- Leader: Paruyr Hayrikyan
- Founded: 1987
- Preceded by: National United Party
- Headquarters: Yerevan
- Ideology: Liberalism; Pro-Europeanism; Atlanticism;
- National affiliation: National Democratic Pole (supportive) Free Homeland Alliance (2021)
- Colors: Black
- National Assembly: 0 / 107

Website
- www.aim.am

= Union for National Self-Determination =

Union for National Self-Determination (Ազգային ինքնորոշում միավորում) is an Armenian political party. It was founded in 1987 by Paruyr Hayrikyan, a Soviet dissident seeking independence for Armenia.

==History==
The party was founded in 1987 as the successor of the defunct National United Party.

In late 1989, a number of members of the executive council of the party, including Movses Gorgisyan and Ashot Navasardyan, founded the Army of Independence, an armed group aimed at achieving Armenia's independence which engaged in violent clashes with the Soviet authorities in the Armenian SSR and the Nagorno-Karabakh Autonomous Oblast. In February 1990, the Army of Independence broke off from the Union of National Self-Determination, and several of the former's members founded the Republican Party of Armenia. The Army of Independence was dissolved on 23 August 1990.

The party nominated Hayrikyan as its candidate in the 1991 Armenian presidential election. Hayrikyan came in second place, with 7.2% of the vote.

Following the 1995 Armenian parliamentary election, the party gained 3 seats within the National Assembly. However, the party lost all political representation in the National Assembly after the 1999 Armenian parliamentary election, gaining just 2.28% of the popular vote.

The party nominated Hayrikyan as its candidate in the 2013 Armenian presidential election. Hayrikyan came in fourth place, receiving 1.23% of the vote.

Following a long absence from politics, Paruyr Hayrikyan announced his intentions to create a "democratic alliance" with other liberal pro-democratic parties. Prior to the 2017 Armenian parliamentary election, the Union for National Self-Determination requested to join the Way Out Alliance, however their request was never responded too.

Despite the set-back, Hayrikyan confirmed that the Union for National Self-Determination will participate in future key elections, however the party did not participate in the 2018 Armenian parliamentary election.

In May 2020, some key members of the party endorsed the National Democratic Pole alliance.

The Union for National Self-Determination confirmed that it would participate in the 2021 Armenian parliamentary elections as part of the Free Homeland Alliance. Following the election, the Free Homeland Alliance received just 0.32% of the popular vote, failing to win any seats in the National Assembly. The party currently acts as an extra-parliamentary force.

==Activities==
In April 2016, Paruyr Hayrikyan held a press conference with Tigran Khzmalyan, leader of the European Party of Armenia. Both leaders announced the creation of a mass-petition to be signed by citizens calling on the government to give up cooperation with Russia and deepen their ties with European institutions.

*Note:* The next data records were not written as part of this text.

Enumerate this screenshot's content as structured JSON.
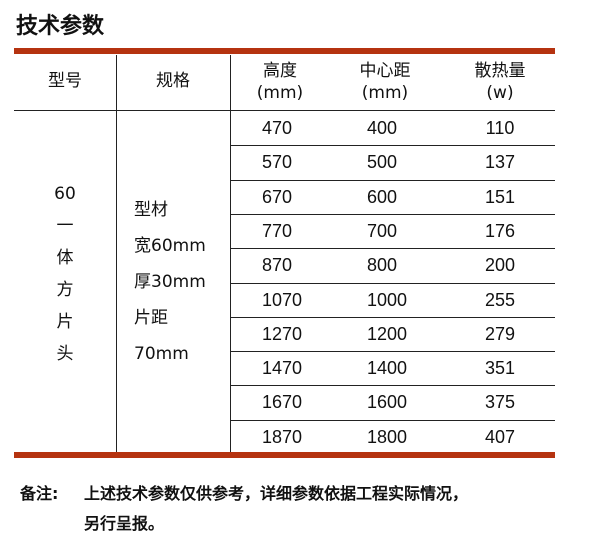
{
  "title": "技术参数",
  "headers": {
    "model": "型号",
    "spec": "规格",
    "height": [
      "高度",
      "(mm)"
    ],
    "center": [
      "中心距",
      "(mm)"
    ],
    "heat": [
      "散热量",
      "(w)"
    ]
  },
  "model_lines": [
    "60",
    "一",
    "体",
    "方",
    "片",
    "头"
  ],
  "spec_lines": [
    "型材",
    "宽60mm",
    "厚30mm",
    "片距",
    "70mm"
  ],
  "rows": [
    [
      "470",
      "400",
      "110"
    ],
    [
      "570",
      "500",
      "137"
    ],
    [
      "670",
      "600",
      "151"
    ],
    [
      "770",
      "700",
      "176"
    ],
    [
      "870",
      "800",
      "200"
    ],
    [
      "1070",
      "1000",
      "255"
    ],
    [
      "1270",
      "1200",
      "279"
    ],
    [
      "1470",
      "1400",
      "351"
    ],
    [
      "1670",
      "1600",
      "375"
    ],
    [
      "1870",
      "1800",
      "407"
    ]
  ],
  "note": {
    "label": "备注:",
    "line1": "上述技术参数仅供参考，详细参数依据工程实际情况，",
    "line2": "另行呈报。"
  },
  "colors": {
    "accent": "#b53310"
  }
}
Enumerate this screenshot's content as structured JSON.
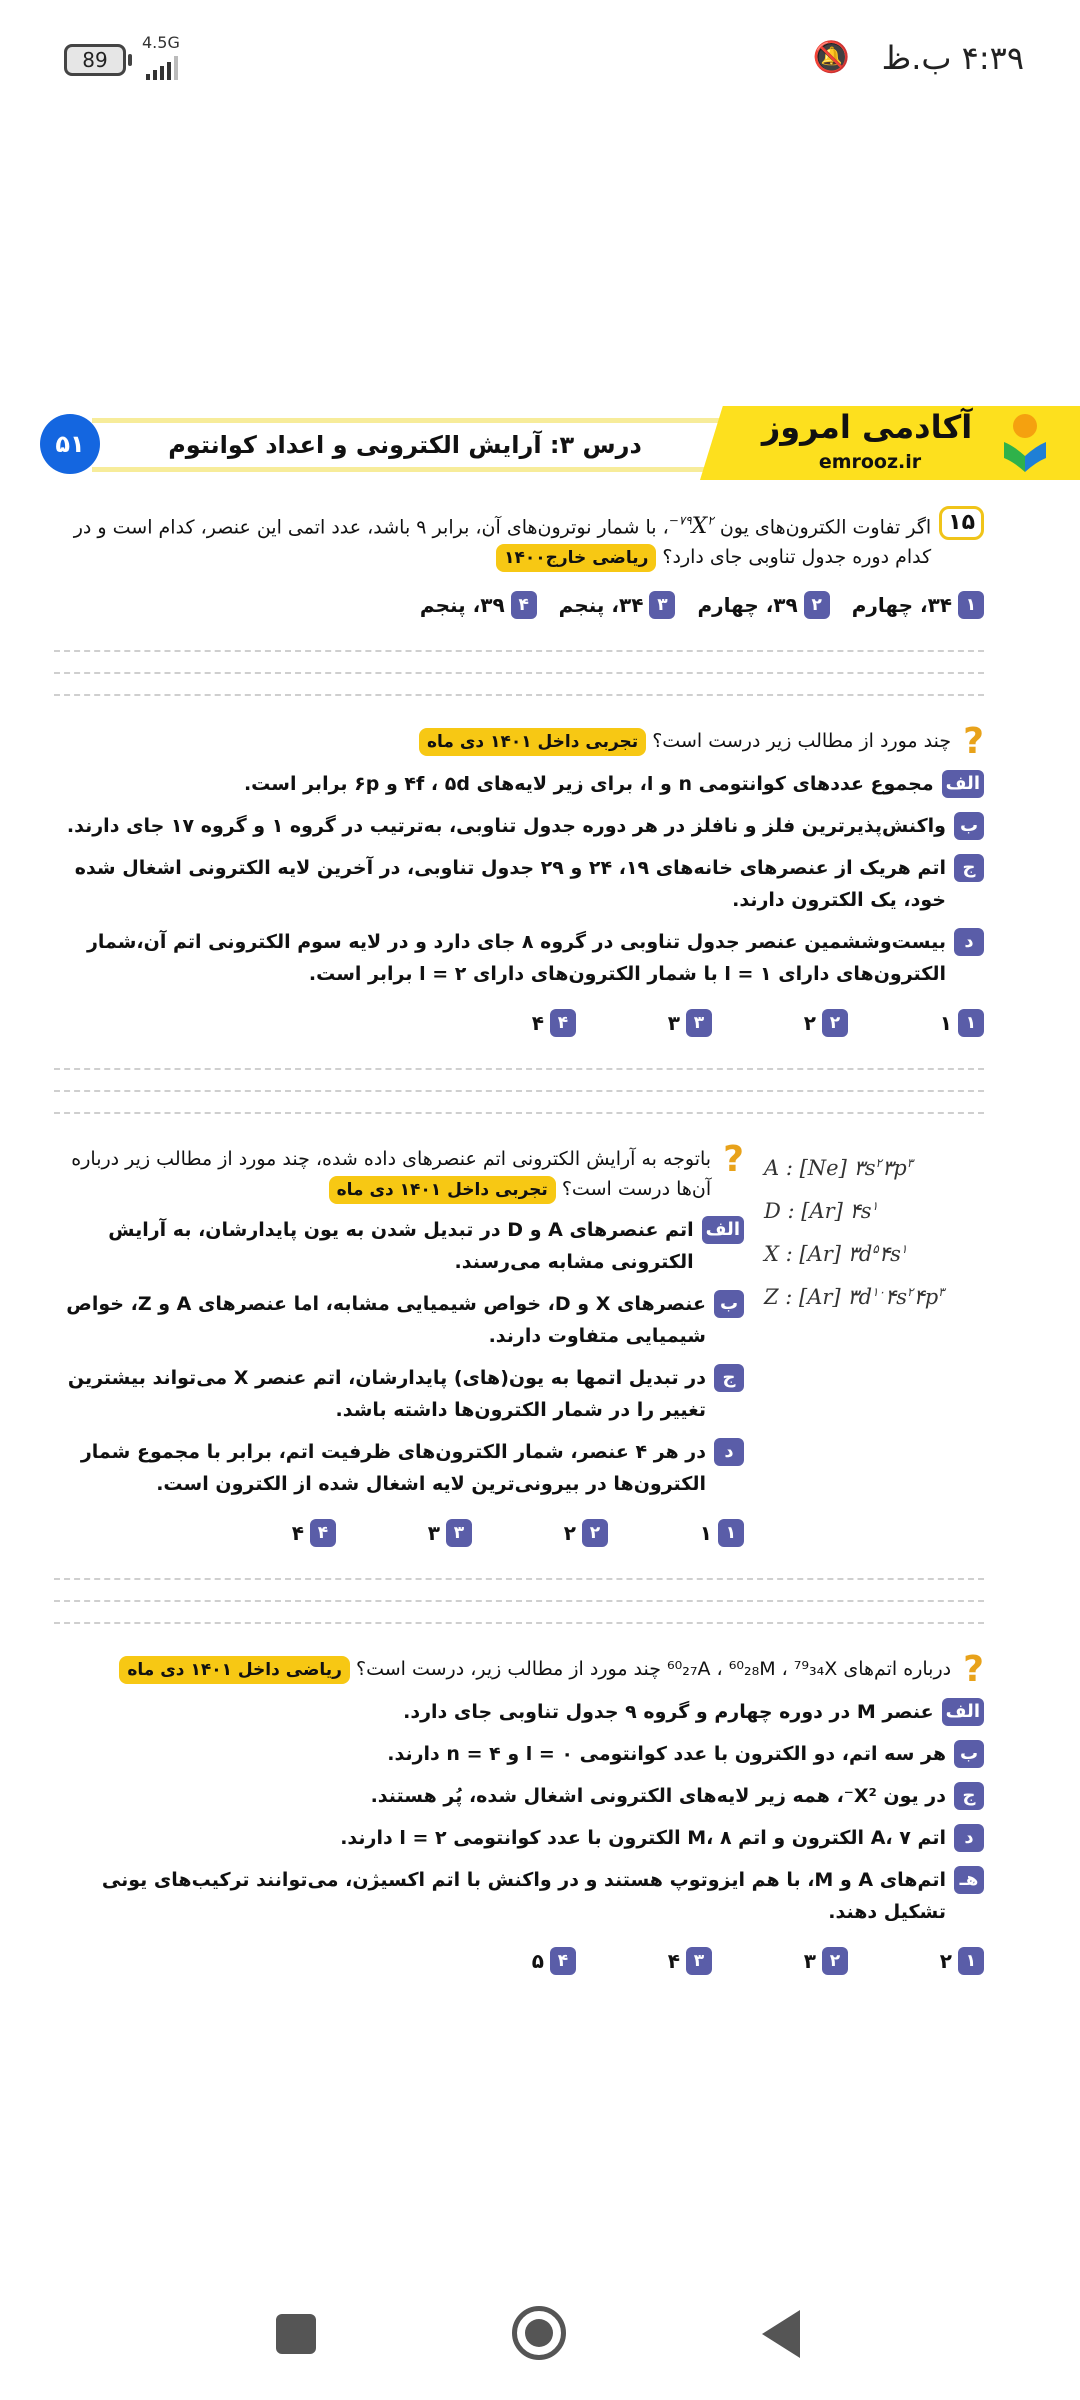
{
  "status_bar": {
    "battery": "89",
    "network": "4.5G",
    "time": "۴:۳۹ ب.ظ",
    "icons": [
      "battery-icon",
      "signal-icon",
      "mute-icon"
    ]
  },
  "header": {
    "page_number": "۵۱",
    "lesson_title": "درس ۳: آرایش الکترونی و اعداد کوانتوم",
    "logo_text": "آکادمی امروز",
    "logo_url": "emrooz.ir"
  },
  "colors": {
    "accent_blue": "#1466e0",
    "label_purple": "#5a5da8",
    "tag_yellow": "#f7c814",
    "logo_yellow": "#fde01e"
  },
  "questions": [
    {
      "number": "۱۵",
      "stem_before": "اگر تفاوت الکترون‌های یون",
      "ion": {
        "symbol": "X",
        "mass": "۷۹",
        "charge": "۲−"
      },
      "stem_after": "، با شمار نوترون‌های آن، برابر ۹ باشد، عدد اتمی این عنصر، کدام است و در کدام دوره جدول تناوبی جای دارد؟",
      "tag": "ریاضی خارج۱۴۰۰",
      "items": [],
      "options": [
        {
          "n": "۱",
          "text": "۳۴، چهارم"
        },
        {
          "n": "۲",
          "text": "۳۹، چهارم"
        },
        {
          "n": "۳",
          "text": "۳۴، پنجم"
        },
        {
          "n": "۴",
          "text": "۳۹، پنجم"
        }
      ]
    },
    {
      "number": "?",
      "stem_before": "چند مورد از مطالب زیر درست است؟",
      "tag": "تجربی داخل ۱۴۰۱ دی ماه",
      "items": [
        {
          "l": "الف",
          "t": "مجموع عددهای کوانتومی n و l، برای زیر لایه‌های ۴f ، ۵d و ۶p برابر است."
        },
        {
          "l": "ب",
          "t": "واکنش‌پذیرترین فلز و نافلز در هر دوره جدول تناوبی، به‌ترتیب در گروه ۱ و گروه ۱۷ جای دارند."
        },
        {
          "l": "ج",
          "t": "اتم هریک از عنصرهای خانه‌های ۱۹، ۲۴ و ۲۹ جدول تناوبی، در آخرین لایه الکترونی اشغال شده خود، یک الکترون دارند."
        },
        {
          "l": "د",
          "t": "بیست‌وششمین عنصر جدول تناوبی در گروه ۸ جای دارد و در لایه سوم الکترونی اتم آن،شمار الکترون‌های دارای l = ۱  با شمار الکترون‌های دارای l = ۲ برابر است."
        }
      ],
      "options": [
        {
          "n": "۱",
          "text": "۱"
        },
        {
          "n": "۲",
          "text": "۲"
        },
        {
          "n": "۳",
          "text": "۳"
        },
        {
          "n": "۴",
          "text": "۴"
        }
      ]
    },
    {
      "number": "?",
      "stem_before": "باتوجه به آرایش الکترونی اتم عنصرهای داده شده، چند مورد از مطالب زیر درباره آن‌ها درست است؟",
      "tag": "تجربی داخل ۱۴۰۱ دی ماه",
      "items": [
        {
          "l": "الف",
          "t": "اتم عنصرهای A و D در تبدیل شدن به یون پایدارشان، به آرایش الکترونی مشابه می‌رسند."
        },
        {
          "l": "ب",
          "t": "عنصرهای X و D، خواص شیمیایی مشابه، اما عنصرهای A و Z، خواص شیمیایی متفاوت دارند."
        },
        {
          "l": "ج",
          "t": "در تبدیل اتمها به یون(های) پایدارشان، اتم عنصر X می‌تواند بیشترین تغییر را در شمار الکترون‌ها داشته باشد."
        },
        {
          "l": "د",
          "t": "در هر ۴ عنصر، شمار الکترون‌های ظرفیت اتم، برابر با مجموع شمار الکترون‌ها در بیرونی‌ترین لایه اشغال شده از الکترون است."
        }
      ],
      "options": [
        {
          "n": "۱",
          "text": "۱"
        },
        {
          "n": "۲",
          "text": "۲"
        },
        {
          "n": "۳",
          "text": "۳"
        },
        {
          "n": "۴",
          "text": "۴"
        }
      ]
    },
    {
      "number": "?",
      "stem_before": "درباره اتم‌های ⁶⁰₂₇A ، ⁶⁰₂₈M ، ⁷⁹₃₄X چند مورد از مطالب زیر، درست است؟",
      "tag": "ریاضی داخل ۱۴۰۱ دی ماه",
      "items": [
        {
          "l": "الف",
          "t": "عنصر M در دوره چهارم و گروه ۹ جدول تناوبی جای دارد."
        },
        {
          "l": "ب",
          "t": "هر سه اتم، دو الکترون با عدد کوانتومی l = ۰ و n = ۴ دارند."
        },
        {
          "l": "ج",
          "t": "در یون X²⁻، همه زیر لایه‌های الکترونی اشغال شده، پُر هستند."
        },
        {
          "l": "د",
          "t": "اتم A، ۷ الکترون و اتم M، ۸ الکترون با عدد کوانتومی l = ۲ دارند."
        },
        {
          "l": "هـ",
          "t": "اتم‌های A و M، با هم ایزوتوپ هستند و در واکنش با اتم اکسیژن، می‌توانند ترکیب‌های یونی تشکیل دهند."
        }
      ],
      "options": [
        {
          "n": "۱",
          "text": "۲"
        },
        {
          "n": "۲",
          "text": "۳"
        },
        {
          "n": "۳",
          "text": "۴"
        },
        {
          "n": "۴",
          "text": "۵"
        }
      ]
    }
  ],
  "configs": [
    {
      "el": "A",
      "core": "Ne",
      "parts": [
        [
          "۳s",
          "۲"
        ],
        [
          "۳p",
          "۳"
        ]
      ]
    },
    {
      "el": "D",
      "core": "Ar",
      "parts": [
        [
          "۴s",
          "۱"
        ]
      ]
    },
    {
      "el": "X",
      "core": "Ar",
      "parts": [
        [
          "۳d",
          "۵"
        ],
        [
          "۴s",
          "۱"
        ]
      ]
    },
    {
      "el": "Z",
      "core": "Ar",
      "parts": [
        [
          "۳d",
          "۱۰"
        ],
        [
          "۴s",
          "۲"
        ],
        [
          "۴p",
          "۳"
        ]
      ]
    }
  ],
  "nav": {
    "icons": [
      "recents-square-icon",
      "home-circle-icon",
      "back-triangle-icon"
    ]
  }
}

In June 2019, during a press conference, Hayrikyan urged Prime Minister Nikol Pashinyan to strengthen democratic values in Armenia.

On 30 November 2019, Hayrikyan called on the government of Armenia to recognize the Ukrainian Holodomor as a genocide during a speech at the Ukrainian Embassy in Yerevan.

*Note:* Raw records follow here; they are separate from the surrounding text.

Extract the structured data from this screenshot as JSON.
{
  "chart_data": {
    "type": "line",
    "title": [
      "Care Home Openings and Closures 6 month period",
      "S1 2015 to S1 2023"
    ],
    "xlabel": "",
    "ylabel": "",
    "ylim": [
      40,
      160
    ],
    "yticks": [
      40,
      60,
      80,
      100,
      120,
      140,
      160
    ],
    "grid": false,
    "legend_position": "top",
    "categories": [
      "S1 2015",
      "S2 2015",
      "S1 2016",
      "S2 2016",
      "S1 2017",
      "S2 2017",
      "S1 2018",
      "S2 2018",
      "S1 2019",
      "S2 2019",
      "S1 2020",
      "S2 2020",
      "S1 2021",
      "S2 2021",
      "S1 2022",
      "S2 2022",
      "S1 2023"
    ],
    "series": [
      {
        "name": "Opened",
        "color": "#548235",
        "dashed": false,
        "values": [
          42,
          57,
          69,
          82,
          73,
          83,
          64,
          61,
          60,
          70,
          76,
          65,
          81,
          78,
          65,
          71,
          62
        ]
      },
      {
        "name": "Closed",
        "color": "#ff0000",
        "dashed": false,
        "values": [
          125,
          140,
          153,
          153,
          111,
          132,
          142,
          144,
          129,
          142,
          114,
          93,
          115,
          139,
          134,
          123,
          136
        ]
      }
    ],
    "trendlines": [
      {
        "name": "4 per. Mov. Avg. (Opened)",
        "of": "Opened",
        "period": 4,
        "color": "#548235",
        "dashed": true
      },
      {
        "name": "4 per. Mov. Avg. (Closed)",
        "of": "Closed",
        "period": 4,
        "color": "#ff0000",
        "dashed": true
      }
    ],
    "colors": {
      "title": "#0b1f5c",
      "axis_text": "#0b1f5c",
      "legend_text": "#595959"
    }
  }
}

In November 2020, the Union for National Self-Determination held a rally in central Yerevan, along with the European Party of Armenia and the Sasna Tsrer Pan-Armenian Party. The three parties called for the creation of a truly sovereign Armenia by ending Russian political occupation and avoiding clinging to Russia, while aligning closer with Europe.

On 22 December 2020, the Union for National Self-Determination, the Conservative Party and the Democratic Homeland Party held a joint meeting discussing the political situation in Armenia.

On 15 April 2021, the party signed a joint declaration with eight other political parties calling on the President of Armenia to ensure democracy and the Constitution of Armenia is upheld in the country during the 2020–2021 Armenian protests.

On 21 February 2023, a conference of democratic forces including opposition political parties and civil society took place in Yerevan. Delegates from the Union for National Self-Determination, National Democratic Pole, European Party of Armenia, Hanrapetutyun Party, and over a dozen representatives from Armenian civil society organizations participated. Members of the conference called on the Government of Armenia to announce its withdrawal from the CSTO and Eurasian Union and to realign Armenia's military integration with the United States and the West. In addition, the participants signed a declaration calling on the government to immediately submit an EU membership bid for Armenia.

==Ideology==
The party believes that the Caucasus region, including Armenia, should move towards European integration as well as increasing integration with Western countries. The party has maintained for 15 years the position that the integration of Armenia and Azerbaijan into the European Union would make the Nagorno-Karabakh conflict senseless, and therefore EU accession should be pursued as a lasting solution to the conflict.